This vile bit of slander comes from the pen of Ethan Bronner, who spent 26 years at the Times posing as an objective journalist. That included the years 2008 to 2012, when he served as its Israel bureau chief.
Bronner’s pro-Palestinian bias over the years has been well documented. (For dozens of examples, see: camera.org). Unfortunately, that troubling record didn’t stop Bloomberg News from making him head of its own Israel bureau earlier this year.
Perhaps the folks at Bloomberg are beginning to regret their decision, following Bronner’s outrageous statements about Israel in a Nov. 12 book review he wrote for the Times.
In the essay, he listed examples of what he called Israeli mistreatment of Arabs. He then declared that “Oct.7 and its tragic aftermath illustrate” that Israel cannot “turn away from these challenges and pay no price.”
So, according to Bronner, the pogrom is Israel’s fault. It’s the “price” that Israel is “paying” for its allegedly awful policies.
And what exactly has Israel been doing to the Arabs that’s so awful? The veteran journalist offered three examples, none of which are Israel’s fault at all.
First, “some 3 million Palestinians live under [Israeli] occupation in the West Bank.” Only, they don’t. Bronner apparently never wondered why he didn’t see any Israeli “occupation” troops when he visited Palestinian Authority cities such as Ramallah, Qalqilya, or Nablus (Shechem). It apparently never occurred to him to ask anybody why the Israeli military governor had disappeared.
Israeli Prime Minister Yitzhak Rabin withdrew all of Israel’s troops and military administrators from the P.A.’s cities after signing the Oslo II Accords in 1995. The Israel bureau chief of The New York Times doesn’t seem to know about those agreements. Apparently, he still thinks that Israeli “occupation” troops are marching around Ramallah.

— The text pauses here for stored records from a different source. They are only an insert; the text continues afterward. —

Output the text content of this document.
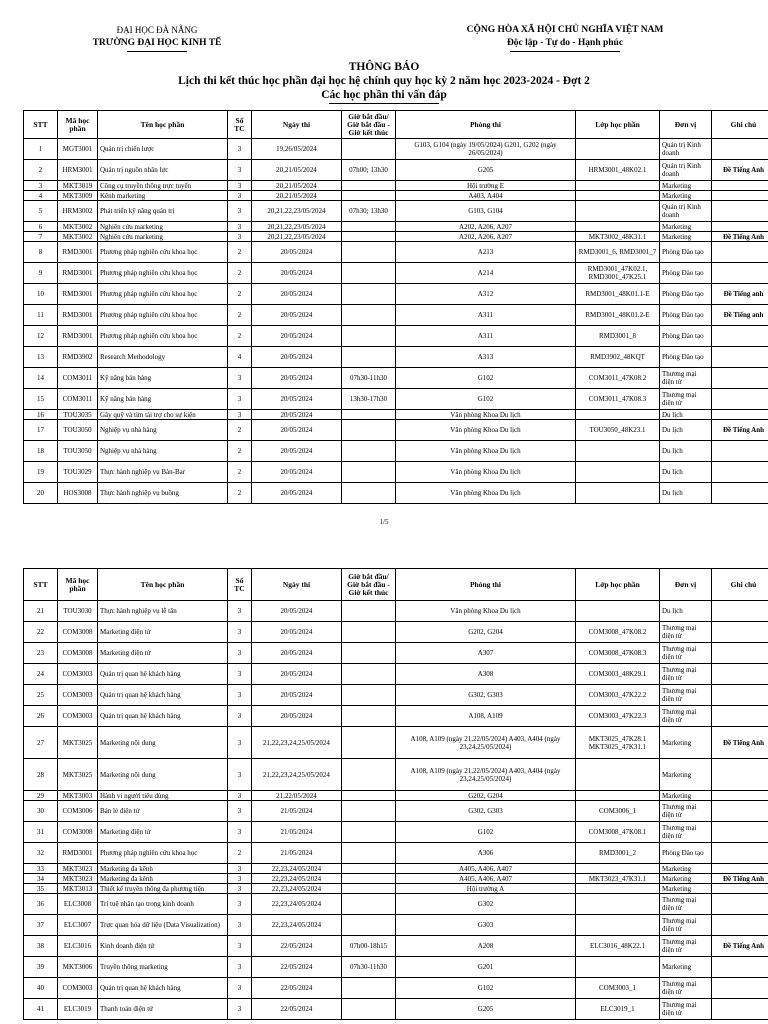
ĐẠI HỌC ĐÀ NẴNG
TRƯỜNG ĐẠI HỌC KINH TẾ
CỘNG HÒA XÃ HỘI CHỦ NGHĨA VIỆT NAM
Độc lập - Tự do - Hạnh phúc
THÔNG BÁO
Lịch thi kết thúc học phần đại học hệ chính quy học kỳ 2 năm học 2023-2024 - Đợt 2
Các học phần thi vấn đáp
STT	Mã học phần	Tên học phần	Số TC	Ngày thi	Giờ bắt đầu/ Giờ bắt đầu - Giờ kết thúc	Phòng thi	Lớp học phần	Đơn vị	Ghi chú
1	MGT3001	Quản trị chiến lược	3	19,26/05/2024		G103, G104 (ngày 19/05/2024) G201, G202 (ngày 26/05/2024)		Quản trị Kinh doanh	
2	HRM3001	Quản trị nguồn nhân lực	3	20,21/05/2024	07h00; 13h30	G205	HRM3001_48K02.1	Quản trị Kinh doanh	Đề Tiếng Anh
3	MKT3019	Công cụ truyền thông trực tuyến	3	20,21/05/2024		Hội trường E		Marketing	
4	MKT3009	Kênh marketing	3	20,21/05/2024		A403, A404		Marketing	
5	HRM3002	Phát triển kỹ năng quản trị	3	20,21,22,23/05/2024	07h30; 13h30	G103, G104		Quản trị Kinh doanh	
6	MKT3002	Nghiên cứu marketing	3	20,21,22,23/05/2024		A202, A206, A207		Marketing	
7	MKT3002	Nghiên cứu marketing	3	20,21,22,23/05/2024		A202, A206, A207	MKT3002_48K31.1	Marketing	Đề Tiếng Anh
8	RMD3001	Phương pháp nghiên cứu khoa học	2	20/05/2024		A213	RMD3001_6, RMD3001_7	Phòng Đào tạo	
9	RMD3001	Phương pháp nghiên cứu khoa học	2	20/05/2024		A214	RMD3001_47K02.1, RMD3001_47K25.1	Phòng Đào tạo	
10	RMD3001	Phương pháp nghiên cứu khoa học	2	20/05/2024		A312	RMD3001_48K01.1-E	Phòng Đào tạo	Đề Tiếng anh
11	RMD3001	Phương pháp nghiên cứu khoa học	2	20/05/2024		A311	RMD3001_48K01.2-E	Phòng Đào tạo	Đề Tiếng anh
12	RMD3001	Phương pháp nghiên cứu khoa học	2	20/05/2024		A311	RMD3001_8	Phòng Đào tạo	
13	RMD3902	Research Methodology	4	20/05/2024		A313	RMD3902_48KQT	Phòng Đào tạo	
14	COM3011	Kỹ năng bán hàng	3	20/05/2024	07h30-11h30	G102	COM3011_47K08.2	Thương mại điện tử	
15	COM3011	Kỹ năng bán hàng	3	20/05/2024	13h30-17h30	G102	COM3011_47K08.3	Thương mại điện tử	
16	TOU3035	Gây quỹ và tìm tài trợ cho sự kiện	3	20/05/2024		Văn phòng Khoa Du lịch		Du lịch	
17	TOU3050	Nghiệp vụ nhà hàng	2	20/05/2024		Văn phòng Khoa Du lịch	TOU3050_48K23.1	Du lịch	Đề Tiếng Anh
18	TOU3050	Nghiệp vụ nhà hàng	2	20/05/2024		Văn phòng Khoa Du lịch		Du lịch	
19	TOU3029	Thực hành nghiệp vụ Bàn-Bar	2	20/05/2024		Văn phòng Khoa Du lịch		Du lịch	
20	HOS3008	Thực hành nghiệp vụ buồng	2	20/05/2024		Văn phòng Khoa Du lịch		Du lịch	
1/5
STT	Mã học phần	Tên học phần	Số TC	Ngày thi	Giờ bắt đầu/ Giờ bắt đầu - Giờ kết thúc	Phòng thi	Lớp học phần	Đơn vị	Ghi chú
21	TOU3030	Thực hành nghiệp vụ lễ tân	3	20/05/2024		Văn phòng Khoa Du lịch		Du lịch	
22	COM3008	Marketing điện tử	3	20/05/2024		G202, G204	COM3008_47K08.2	Thương mại điện tử	
23	COM3008	Marketing điện tử	3	20/05/2024		A307	COM3008_47K08.3	Thương mại điện tử	
24	COM3003	Quản trị quan hệ khách hàng	3	20/05/2024		A308	COM3003_48K29.1	Thương mại điện tử	
25	COM3003	Quản trị quan hệ khách hàng	3	20/05/2024		G302, G303	COM3003_47K22.2	Thương mại điện tử	
26	COM3003	Quản trị quan hệ khách hàng	3	20/05/2024		A108, A109	COM3003_47K22.3	Thương mại điện tử	
27	MKT3025	Marketing nội dung	3	21,22,23,24,25/05/2024		A108, A109 (ngày 21,22/05/2024) A403, A404 (ngày 23,24,25/05/2024)	MKT3025_47K28.1 MKT3025_47K31.1	Marketing	Đề Tiếng Anh
28	MKT3025	Marketing nội dung	3	21,22,23,24,25/05/2024		A108, A109 (ngày 21,22/05/2024) A403, A404 (ngày 23,24,25/05/2024)		Marketing	
29	MKT3003	Hành vi người tiêu dùng	3	21,22/05/2024		G202, G204		Marketing	
30	COM3006	Bán lẻ điện tử	3	21/05/2024		G302, G303	COM3006_1	Thương mại điện tử	
31	COM3008	Marketing điện tử	3	21/05/2024		G102	COM3008_47K08.1	Thương mại điện tử	
32	RMD3001	Phương pháp nghiên cứu khoa học	2	21/05/2024		A306	RMD3001_2	Phòng Đào tạo	
33	MKT3023	Marketing đa kênh	3	22,23,24/05/2024		A405, A406, A407		Marketing	
34	MKT3023	Marketing đa kênh	3	22,23,24/05/2024		A405, A406, A407	MKT3023_47K31.1	Marketing	Đề Tiếng Anh
35	MKT3013	Thiết kế truyền thông đa phương tiện	3	22,23,24/05/2024		Hội trường A		Marketing	
36	ELC3008	Trí tuệ nhân tạo trong kinh doanh	3	22,23,24/05/2024		G302		Thương mại điện tử	
37	ELC3007	Trực quan hóa dữ liệu (Data Visualization)	3	22,23,24/05/2024		G303		Thương mại điện tử	
38	ELC3016	Kinh doanh điện tử	3	22/05/2024	07h00-18h15	A208	ELC3016_48K22.1	Thương mại điện tử	Đề Tiếng Anh
39	MKT3006	Truyền thông marketing	3	22/05/2024	07h30-11h30	G201		Marketing	
40	COM3003	Quản trị quan hệ khách hàng	3	22/05/2024		G102	COM3003_1	Thương mại điện tử	
41	ELC3019	Thanh toán điện tử	3	22/05/2024		G205	ELC3019_1	Thương mại điện tử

Second, according to Bronner, those Palestinian Arabs have “little prospect of attaining full rights.” That may well be true, but not because of the Israelis. Israel has not “turned away from that challenge,” as Bronner claimed. It is the P.A.—now run by Mahmoud Abbas, who turns 88 on Nov. 15—which for the past 28 years has denied its residents their rights. It is the P.A. that refuses to let them vote for their leader. It is the P.A. that jails dissidents and smashes labor unions.